Interview: Casye Erins

Today we’re joined by Casye Erins. Casye is a phenomenal writer, actress, and podcaster. They mainly act on stage and in film. They’re currently focused mainly on stage and are currently rehearsing for an upcoming production. Aside from writing and acting, Casye also has a podcast called This is Lit, which discuses books. It’s clear she’s a passionate and dedicated artist, as you’ll soon read. My thanks to her for taking the time to participate in this interview.

WORK

Please, tell us about
your art.

I am a writer and actress. I do both stage and film work,
but right now I’m focused on the stage. Currently, I’m writing on a one-person
musical to debut at next year’s Fringe Festival. I also do immersion theatre
and local community theatre. I just finished a production of the musical
version of The Hunchback of Notre Dame
and started rehearsals for Shrek: The
Musical
. My most recent project is a podcast called This is Lit where my co-host and I drink and talk about our
favorite books.

What inspires you?

Music is definitely an inspiration for me, which is why I
love musicals so much. I also find a lot of writing inspiration in my real-life
experiences and the experiences of those around me. The one-person show I’m
currently writing could probably be described as “artistically embellished
autobiography.” I believe people are most impacted by stories that are rooted
in authentic feeling.

What got you
interested in your field?  Have you
always wanted to be an artist?

I learned to read at a very young age and have been writing
my own stories ever since. My first performance experiences were also very
young; church plays and the like. I always knew I wanted to be an actor, and I
always loved writing, but it wasn’t until I was a little older that I realized that
I could write my own material. Seeing creators like Lin Manuel-Miranda (Hamilton, In The Heights) and Rachel Bloom (Crazy Ex-Girlfriend) who didn’t wait around for parts that they
could play really inspired me to start working on my own material.

Do you have any kind
of special or unique signature, symbol, or feature you include in your work
that you’d be willing to reveal?

I don’t know that I do.

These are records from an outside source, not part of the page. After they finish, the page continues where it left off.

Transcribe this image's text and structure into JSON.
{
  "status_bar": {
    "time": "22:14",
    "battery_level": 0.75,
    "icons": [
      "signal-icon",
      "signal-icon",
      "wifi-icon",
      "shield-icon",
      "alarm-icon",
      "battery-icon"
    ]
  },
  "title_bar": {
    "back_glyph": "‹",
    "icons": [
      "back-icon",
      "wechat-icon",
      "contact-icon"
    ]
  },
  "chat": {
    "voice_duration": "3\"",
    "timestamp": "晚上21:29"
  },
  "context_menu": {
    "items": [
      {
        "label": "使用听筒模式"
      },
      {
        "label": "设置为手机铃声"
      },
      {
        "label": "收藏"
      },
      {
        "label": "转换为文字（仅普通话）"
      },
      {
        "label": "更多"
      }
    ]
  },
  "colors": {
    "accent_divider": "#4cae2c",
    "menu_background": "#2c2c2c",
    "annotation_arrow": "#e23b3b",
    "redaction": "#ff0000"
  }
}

As an actor, unless you’re A-list,
it’s hard to cultivate a specific type or characteristic that people associate
with your performance, mainly because you can’t afford to say no to parts that
don’t necessarily fit.

What advice would you
give young aspiring artists?

Two things. Number one: just keep working at it. I’ve been a
performer for the better part of two decades and still don’t make my full-time
living at it. If you want to have a job in the arts, you’ve got to be willing
to grind. The other advice, which kind of goes hand-in-hand with the first
piece is: if you’re able, create your own content. If you are an actor who
can’t find roles that fit you, write your own. If you’re a pianist that can’t
find an orchestra that jives with your personal style, compose your own sonata
and try to find a way to perform it. Take the initiative and you’ll be rewarded.

ASEXUALITY

Where on the spectrum
do you identify?

I identify as biromantic asexual.

Have you encountered
any kind of ace prejudice or ignorance in your field?  If so, how do you handle it?

I haven’t experienced active prejudice in my field, mostly
because I’m very selective about who I’m completely out to. Most of my
colleagues are aware I’m bi, but not that I’m ace, because I don’t trust that
it would go over well. Unfortunately, there are not a lot of roles for asexual
characters that I’ve encountered, which I ascribe mostly to ignorance. It would
be nice to be able to play a character who is actually ace sometime in the
future though! I have hopes that it will start happening more frequently.

What’s the most
common misconception about asexuality that you’ve encountered?

I’ve come across a lot of misconceptions, but I’d have to
say the most common is that asexuals are “frigid” or incapable of love. It’s a
very dehumanizing concept. Non-aro aces can still want and find romance, and
aroace people can still feel platonic or fraternal love for their friends and
family.

What advice would you
give to any asexual individuals out there who might be struggling with their
orientation?

Honestly, it’s hard. I struggle with it sometimes too, and
that’s after almost a decade of identifying this way, and while having a very
accepting and understanding partner (who is allo!). It’s okay to struggle with
your orientation, or to have doubts. But be gentle with yourself and surround
yourself with a community of people who love and care about you, and those
doubts will get less frequent over time.

Finally, where can
people find out more about your work?

Since acting is kind of impermanent (unless it’s on film),
I’ll encourage you to check out my podcast at www.litliteraturepodcast.com.
You can also follow me on Twitter at casyeerins
or under the same username on Instagram.

Thank you, Casye, for participating in this interview and this project. It’s very much appreciated.